‘One of the door openers’ – A Permanent Member of the Family by Russell Banks

pmotfrbSometimes you just want a good book. You don’t want faff. You don’t want some beautifully packaged cultural artifact full of postcards and margin notes but low on intellectual satisfaction (JJ Abrams’ S – we’re looking at you). You just want great writing, great plotting, observations on the human condition beautifully rendered. It’s a peculiar itch, often unsatisfied. Book after book after book, many of them average, some of them okay or better than okay – a few, the minority, great or interesting or worth recommending. It can be a little like that old funfair game, where you win a prize if you select the right key from a huge bag of keys and somehow or other manage to open the door. Finding that book, the book that floats your boat, the book that takes you away from it all for a bit, the book whose ridges catch the tumblers and turn the lock – well, it isn’t easy, but when the door opening book lands – there isn’t much that genuinely compares. Russell Banks’ latest, A Permanent Member of the Family, is one of the door openers.

Now, you should know that Russell Banks’ large back catalogue overwhelms us a little. We first crossed swords with him back in 1995, when he published Rule of the Bone, a great novel and a loose descendant of Huck Finn. We then caught the movies of his novels Affliction and The Sweet Hereafter, both of which are well worth a watch and both of which increased the itch to dabble with his back catalogue some more. Then we read Cloudsplitter, his ambitious, epic retelling of abolitionist John Brown’s story and, at the time, it wasn’t for us. So we cooled a little at this point towards Russell Banks whilst at the same time retaining a little residual affection thanks to the degree with which we loved Rule of the Bone. Flash forward just over a decade – a decade in which The Angel on the Roof, The Darling, The Reserve and Lost Memory of Skin appeared (the latter book seriously piquing our interest) – and Russell Bank worked his way in to favour again. Next Russell Banks, we thought to ourselves, we’ll dabble. We’ll dabble and see where we get to. Next Russell Banks appears, a book of short stories as it turns out, and Russell Banks completely redeems himself in our admittedly unworthy eyes.

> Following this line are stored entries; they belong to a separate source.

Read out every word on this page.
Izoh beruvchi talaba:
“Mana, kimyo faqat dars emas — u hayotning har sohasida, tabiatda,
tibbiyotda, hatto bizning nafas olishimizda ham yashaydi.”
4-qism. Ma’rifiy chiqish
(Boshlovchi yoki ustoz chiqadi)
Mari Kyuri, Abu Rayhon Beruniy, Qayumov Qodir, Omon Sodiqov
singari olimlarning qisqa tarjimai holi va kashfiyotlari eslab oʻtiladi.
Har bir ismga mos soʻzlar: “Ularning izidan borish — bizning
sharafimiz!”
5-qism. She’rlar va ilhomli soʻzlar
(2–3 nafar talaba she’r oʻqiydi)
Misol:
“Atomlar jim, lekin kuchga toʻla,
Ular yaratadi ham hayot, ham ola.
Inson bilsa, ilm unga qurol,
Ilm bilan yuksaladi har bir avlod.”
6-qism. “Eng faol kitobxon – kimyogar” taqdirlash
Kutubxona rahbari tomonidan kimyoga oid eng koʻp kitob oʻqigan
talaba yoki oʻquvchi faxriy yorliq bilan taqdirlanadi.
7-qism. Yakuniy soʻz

So what we have here are a dozen or so stories, set for the most part in and around small American towns. These are tales of characters, people with secrets, people learning to get by, beset by age in some cases, dealing with catastrophe in others, moving on, getting by, struggling, sometimes caught, sometimes stranded, sometimes flailing in the dark. Each story has the ripe, full-blooded power of a vintage William Trevor tale. Take the book’s opener, ‘Former Marine’, which concerns Connie, an elderly widow with three sons, two of whom work in law enforcement and one of whom works in a nearby prison. Connie is proud, unwilling to ask his sons for help, but not making ends meet; rather than ask for a handout he takes to robbing banks. We meet him on the day of his last bank job. Just writing the story down like this makes it sound somewhat glib, possibly comic. The truth is far from that. It’s a hard story, sad and steely-eyed, viewing itself without pity. Similarly ‘Christmas Party’, a story in which Harold Bilodeau is invited to a bash his ex-wife is throwing with her new husband who is, of course, far more successful than Harold. You read, feeling sympathetic to Harold for the shit sandwich life has handed him and then – for a moment – Harold veers off course and you wonder whether you were right to like Harold quite as easily as you did. There’s more here, 12 stories more, but it would be cruel and unusual to rob you of the delights to be found within the likes of ‘Transplant’ and ‘Lost and Found’ and ‘Searching for Veronica’.

We know you like short stories. You wouldn’t have made it this far in the review if you didn’t. So rather than waste any more of your time describing the delights of the book to you – delights that would rob you, a little, of the startling twists and turns – twists and turns sometimes engendered by a detail rather than a plot twist, an astonishing revelation of character, a skewed take on the world we thought was familiar to us – we will instead insist you part with your cash and treat yourself to a book that we know (we know) you will love. And then you, like us, can make up for lost time and start to work your way through Mr Banks’ catalogue. We feel like there are riches in store for both of us.

Any Cop?: A short story collection that ranks highly among the books we have read this year – and a short story collection that might well be the short story collection of 2013.